Her reputation and private fortune have been built on her image as a glamorous, intelligent home-maker. If she is vulnerable to what looks like physical attack – and if she takes it without comment – a disservice will be done to all women.

Hers is a global brand. The pictures of her with her husband's hand at her throat have gone around the world. They will be seen by millions of abused women who lack position, education and financial independence; women who can't speak out about what they suffer, women who can't fight back through the courts or make a public exhibition of their abuser. They will also be seen by the men who deliver the abuse and used to justify their own actions.

She needs to explain what happened between her and her husband when he grabbed her throat four times, both with one hand and two. She needs to say whether she too believes (as her husband does) the pictures paint a false picture. And she needs to tell the police if they don't.

We know from her writing and from the book her first husband, John Diamond, wrote when he was dying of cancer, that she is courageous and prepared to be unconventional. Part of her charm is a lack of pretension. She's honest about her short comings. She's also savvy. She must know that the pictures present her in a worrying light. She must also know from the reaction to them that people are overwhelmingly sympathetic to her.

I can think of 59,847 reasons why she must speak out. That's the official number of domestic violence incidents police recorded in 2011-2012 in Scotland alone: 87% of attacks occur in the home and 81% involve a female victim and male perpetrator.

A Home Office report says that across the UK 1.2 million women suffered domestic abuse last year. Only one in four people who suffer abuse at the hands of their partner reports it to the police. How many must there be globally?

It's the enormity of the problem that puts a responsibility on Lawson to tell her side of the story and press charges if the incident was as abusive as it looked?

Just as Angelina Jolie had an opportunity to speak out about the breast cancer gene, so Lawson could speak out about domestic abuse if (and I do stress if) that's been her experience.

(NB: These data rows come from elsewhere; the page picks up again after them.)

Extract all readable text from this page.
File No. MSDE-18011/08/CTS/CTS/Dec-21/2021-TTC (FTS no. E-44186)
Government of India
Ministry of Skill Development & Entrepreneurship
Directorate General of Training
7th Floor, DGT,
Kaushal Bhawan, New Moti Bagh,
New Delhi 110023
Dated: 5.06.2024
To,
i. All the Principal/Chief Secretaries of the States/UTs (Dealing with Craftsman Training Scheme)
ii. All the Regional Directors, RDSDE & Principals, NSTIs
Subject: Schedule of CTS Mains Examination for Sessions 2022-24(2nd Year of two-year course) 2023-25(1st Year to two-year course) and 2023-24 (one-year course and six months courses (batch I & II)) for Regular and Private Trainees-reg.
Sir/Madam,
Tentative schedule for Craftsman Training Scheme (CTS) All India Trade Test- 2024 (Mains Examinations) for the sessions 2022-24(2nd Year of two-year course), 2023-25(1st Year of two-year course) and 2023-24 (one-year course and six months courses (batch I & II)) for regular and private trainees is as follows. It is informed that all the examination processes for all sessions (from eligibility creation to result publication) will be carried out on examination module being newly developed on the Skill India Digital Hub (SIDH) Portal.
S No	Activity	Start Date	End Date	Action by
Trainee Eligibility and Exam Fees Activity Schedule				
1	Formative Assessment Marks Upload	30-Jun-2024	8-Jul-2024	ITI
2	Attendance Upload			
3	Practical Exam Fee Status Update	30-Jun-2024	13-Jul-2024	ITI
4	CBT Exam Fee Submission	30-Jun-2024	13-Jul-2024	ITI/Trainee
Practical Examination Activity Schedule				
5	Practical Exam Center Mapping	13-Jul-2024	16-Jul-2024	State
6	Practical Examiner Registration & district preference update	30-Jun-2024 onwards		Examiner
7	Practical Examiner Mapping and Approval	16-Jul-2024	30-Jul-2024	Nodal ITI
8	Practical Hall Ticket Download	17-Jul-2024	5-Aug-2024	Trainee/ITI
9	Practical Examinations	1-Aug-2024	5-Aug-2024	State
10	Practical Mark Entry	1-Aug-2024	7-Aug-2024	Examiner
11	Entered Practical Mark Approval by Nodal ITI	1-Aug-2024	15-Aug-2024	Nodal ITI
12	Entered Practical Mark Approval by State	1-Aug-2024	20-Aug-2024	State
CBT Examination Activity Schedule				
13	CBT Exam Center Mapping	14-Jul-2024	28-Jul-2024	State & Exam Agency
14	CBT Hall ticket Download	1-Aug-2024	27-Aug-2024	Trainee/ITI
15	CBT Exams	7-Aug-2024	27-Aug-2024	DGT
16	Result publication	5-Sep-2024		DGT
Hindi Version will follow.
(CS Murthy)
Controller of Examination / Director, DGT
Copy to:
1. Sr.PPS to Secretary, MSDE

I understand it's a complicated issue. Witnesses say she was anxious to appease her husband; she leaned across and kissed his cheek. That could be submission or apology or a necessary move to contain the situation.

That said, they have until now looked like a successfully married, if sometimes volatile, couple happy in one another's company.

But then Wendi Deng seemed the epitome of a devoted wife when she launched herself between Rupert Murdoch and the man who threw a plate of foam at him. Murdoch is nonetheless divorcing her.

And Lyudmila Putin looked the part of the ageing wife being traded for a younger model. Now we read it's she who has been pressing him for a divorce.

Appearances are deceptive. We all, to some extent, have a public face and a private reality.

Saatchi says he and his wife "made it up by the time we got home". It's possible. There are layers to relationships and contradictions and idiosyncrasies but even behind closed doors there are laws to protect the weak and the vulnerable.

They exist because life can be trying and relationships can be exasperating. They exist because some people have a need to control the freedom of others. They exist because however civilised we become that physical inequality persists.

Thankfully most men find ways of having a discussion with their wife without taking her by the throat. It's a shame that Saatchi doesn't number among them. With pressure or without I would find it an unacceptable method of communication.

How does Lawson feel about it? I hope she tell us. By speaking up she will present herself to the world as a woman who is resilient and strong. If she does she will have a greater impact than she has ever had in the kitchen.